Noi, del resto, qui stiamo accennando ad una “forma che avvolge gli eventi” (W. Humboldt).

Pertanto non si deve quasi necessariamente ritrovare un ‘ritmo costante’ (J. Möser); né intendiamo assolutizzare l’assenza, nell’ ’800, di conflitti, anche irriducibili – pur in mezzo a sentiti slanci risorgimentali e di ‘rigenerazione’ sociale – fra Uomini di vera tempra politica, come pure l’esclusione di concorrenzialità fra antiche e dotte Istituzioni religiose, per secoli anche ‘centri di studio’.

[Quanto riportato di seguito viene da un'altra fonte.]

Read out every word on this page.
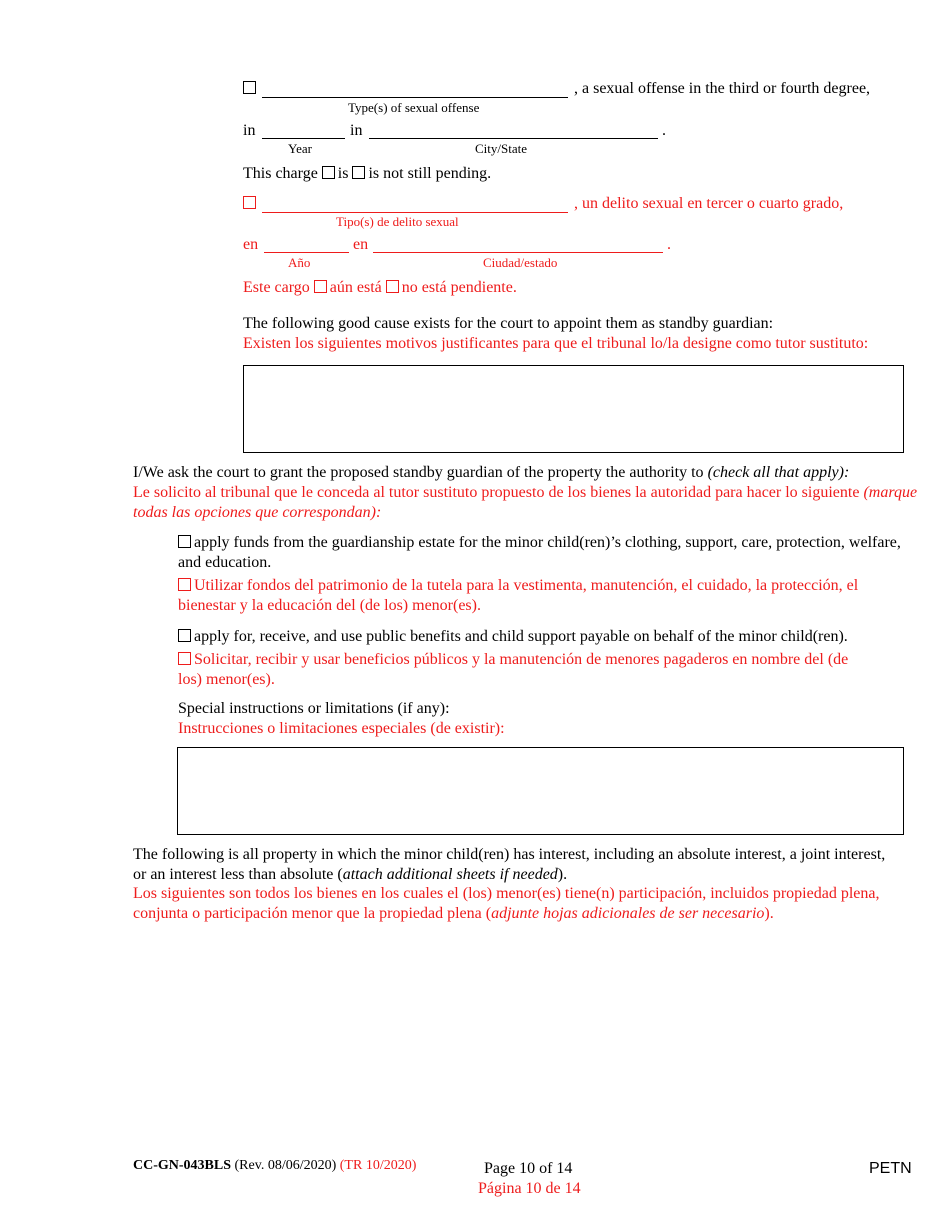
, a sexual offense in the third or fourth degree,
Type(s) of sexual offense
in	in	.
Year	City/State
This charge is is not still pending.
, un delito sexual en tercer o cuarto grado,
Tipo(s) de delito sexual
en	en	.
Año	Ciudad/estado
Este cargo aún está no está pendiente.
The following good cause exists for the court to appoint them as standby guardian:
Existen los siguientes motivos justificantes para que el tribunal lo/la designe como tutor sustituto:
I/We ask the court to grant the proposed standby guardian of the property the authority to (check all that apply):
Le solicito al tribunal que le conceda al tutor sustituto propuesto de los bienes la autoridad para hacer lo siguiente (marque todas las opciones que correspondan):
apply funds from the guardianship estate for the minor child(ren)’s clothing, support, care, protection, welfare, and education.
Utilizar fondos del patrimonio de la tutela para la vestimenta, manutención, el cuidado, la protección, el bienestar y la educación del (de los) menor(es).
apply for, receive, and use public benefits and child support payable on behalf of the minor child(ren).
Solicitar, recibir y usar beneficios públicos y la manutención de menores pagaderos en nombre del (de los) menor(es).
Special instructions or limitations (if any):
Instrucciones o limitaciones especiales (de existir):
The following is all property in which the minor child(ren) has interest, including an absolute interest, a joint interest, or an interest less than absolute (attach additional sheets if needed).
Los siguientes son todos los bienes en los cuales el (los) menor(es) tiene(n) participación, incluidos propiedad plena, conjunta o participación menor que la propiedad plena (adjunte hojas adicionales de ser necesario).
CC-GN-043BLS (Rev. 08/06/2020) (TR 10/2020)	Page 10 of 14
Página 10 de 14
PETN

Nulla, dunque, di oleografico: emerge, semplicemente e senza enfasi, il riconoscimento di una realtà che ‘non è periferica’ (forse non sarebbe tale se questa rispondesse a clichè storiografici preconfezionati o, ancora, se i Conti di Modica avessero trascorso il proprio tempo promuovendo, stabilitisi nel castello di Modica, guerre periodiche e festini?…), bensì caratterizzata da una sempre più consolidata ‘specificità’ – pur nel contesto di una storia comune siciliana, italiana e mediterranea –, al di là di semplificazioni.

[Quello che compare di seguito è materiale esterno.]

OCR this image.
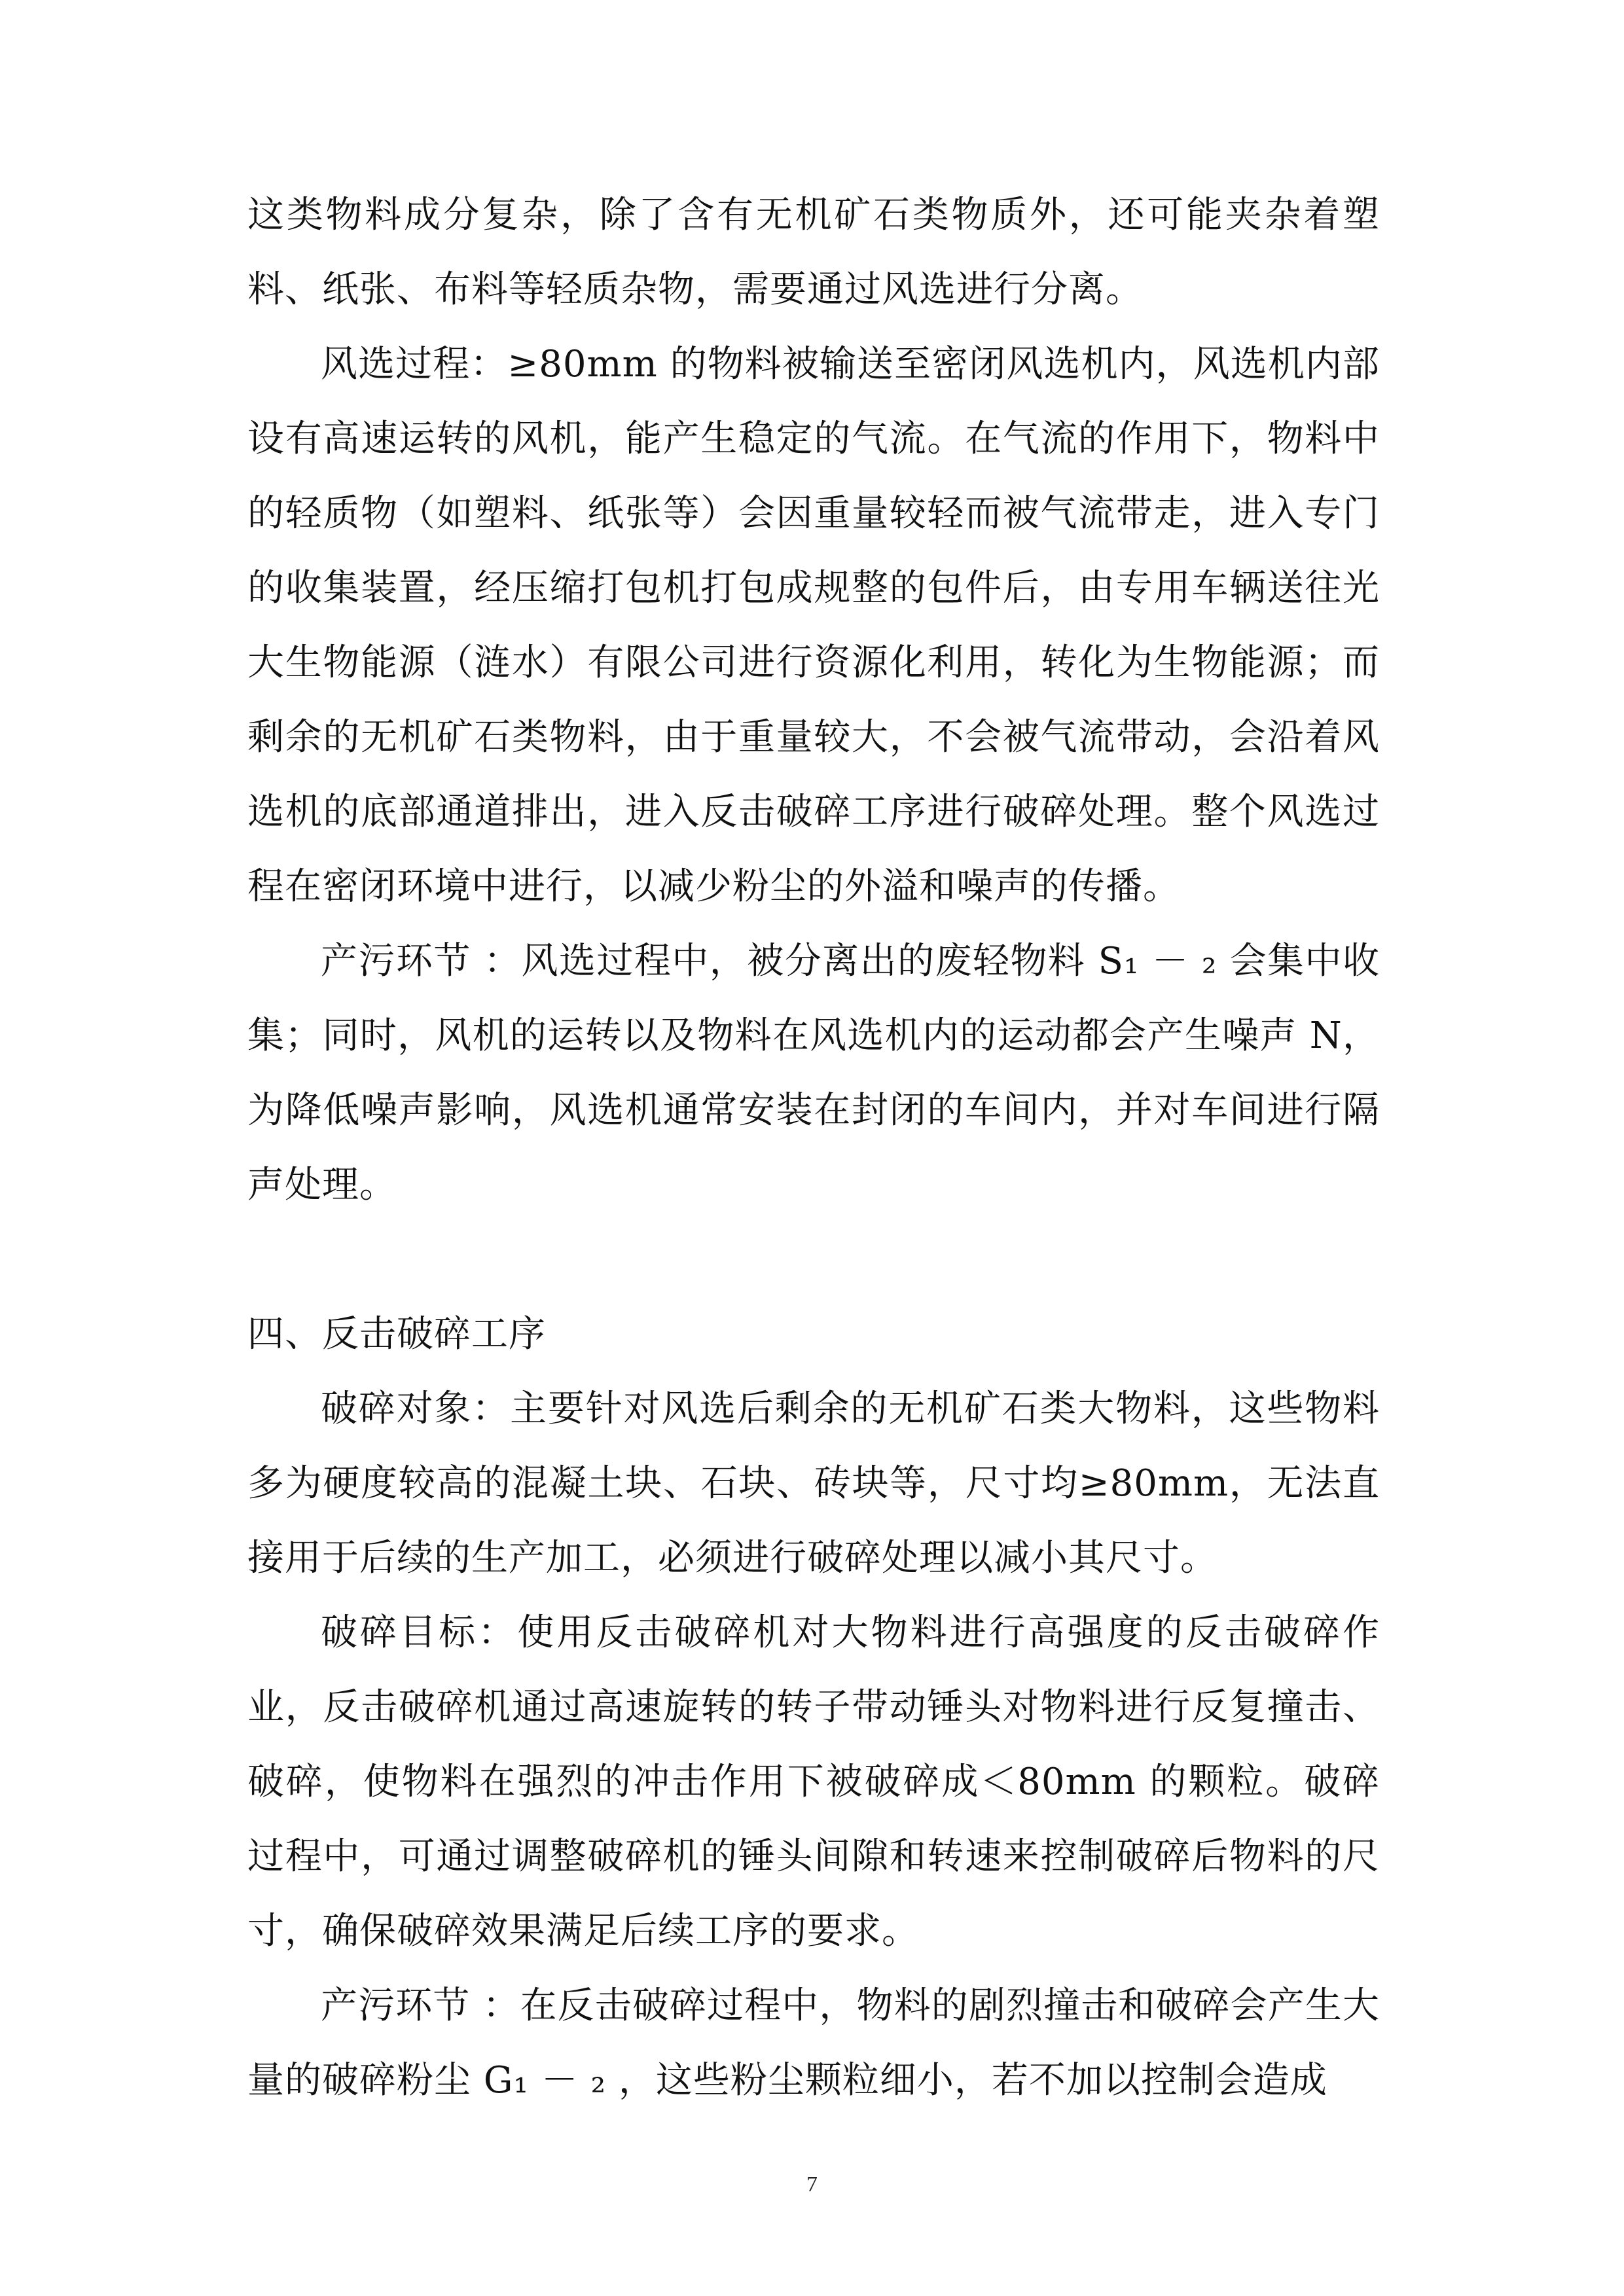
这类物料成分复杂，除了含有无机矿石类物质外，还可能夹杂着塑料、纸张、布料等轻质杂物，需要通过风选进行分离。

风选过程：≥80mm 的物料被输送至密闭风选机内，风选机内部设有高速运转的风机，能产生稳定的气流。在气流的作用下，物料中的轻质物（如塑料、纸张等）会因重量较轻而被气流带走，进入专门的收集装置，经压缩打包机打包成规整的包件后，由专用车辆送往光大生物能源（涟水）有限公司进行资源化利用，转化为生物能源；而剩余的无机矿石类物料，由于重量较大，不会被气流带动，会沿着风选机的底部通道排出，进入反击破碎工序进行破碎处理。整个风选过程在密闭环境中进行，以减少粉尘的外溢和噪声的传播。

产污环节 ：风选过程中，被分离出的废轻物料 S₁ － ₂ 会集中收集；同时，风机的运转以及物料在风选机内的运动都会产生噪声 N，为降低噪声影响，风选机通常安装在封闭的车间内，并对车间进行隔声处理。

四、反击破碎工序

破碎对象：主要针对风选后剩余的无机矿石类大物料，这些物料多为硬度较高的混凝土块、石块、砖块等，尺寸均≥80mm，无法直接用于后续的生产加工，必须进行破碎处理以减小其尺寸。

破碎目标：使用反击破碎机对大物料进行高强度的反击破碎作业，反击破碎机通过高速旋转的转子带动锤头对物料进行反复撞击、破碎，使物料在强烈的冲击作用下被破碎成＜80mm 的颗粒。破碎过程中，可通过调整破碎机的锤头间隙和转速来控制破碎后物料的尺寸，确保破碎效果满足后续工序的要求。

产污环节 ：在反击破碎过程中，物料的剧烈撞击和破碎会产生大量的破碎粉尘 G₁ － ₂ ，这些粉尘颗粒细小，若不加以控制会造成

7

Si  preferisce costruire – con passo costante, con vigore e con ardimento –  il duomo modicano di S. Giorgio, che non soltanto barocco è: in esso si fondono, non ecletticamente bensì secondo una legittima, autonoma, matura, alta sintesi, la spiritualità gotica, la drammaticità del barocco ed il contenimento critico dell’illuminismo.

 

                                                                      Giorgio Colombo

 

 

NOTE

 

 



            [A] Con la denominazione ‘Contea di Modica’ – al di là di erudite, ma tormentate e  forse tendenziosamente destrutturanti..., analisi storiografiche (che però non toccano la sostanza di una realtà socio-politico-culturale) – si denota l’insieme dei Comuni facenti parte in senso proprio ed istituzionale (pur con alterne vicende o per un periodo limitato) di essa, durante il plurisecolare periodo comitale, ma pure talvolta, in senso estensivo, di quelli che facevano riferimento ai Conti di Modica, quali loro ‘Signori’ (Alcamo, Caccamo, Calatafimi...); inoltre, idealmente, l’insieme di quei Comuni che, riferendosi a Modica, come capoluogo del Circondario, sotto l’aspetto amministrativo, giudiziario, scolastico, sanitario, costituì di fatto la continuazione, nell’ ’800 e nei primi decenni del ’900, del precedente assetto comitale.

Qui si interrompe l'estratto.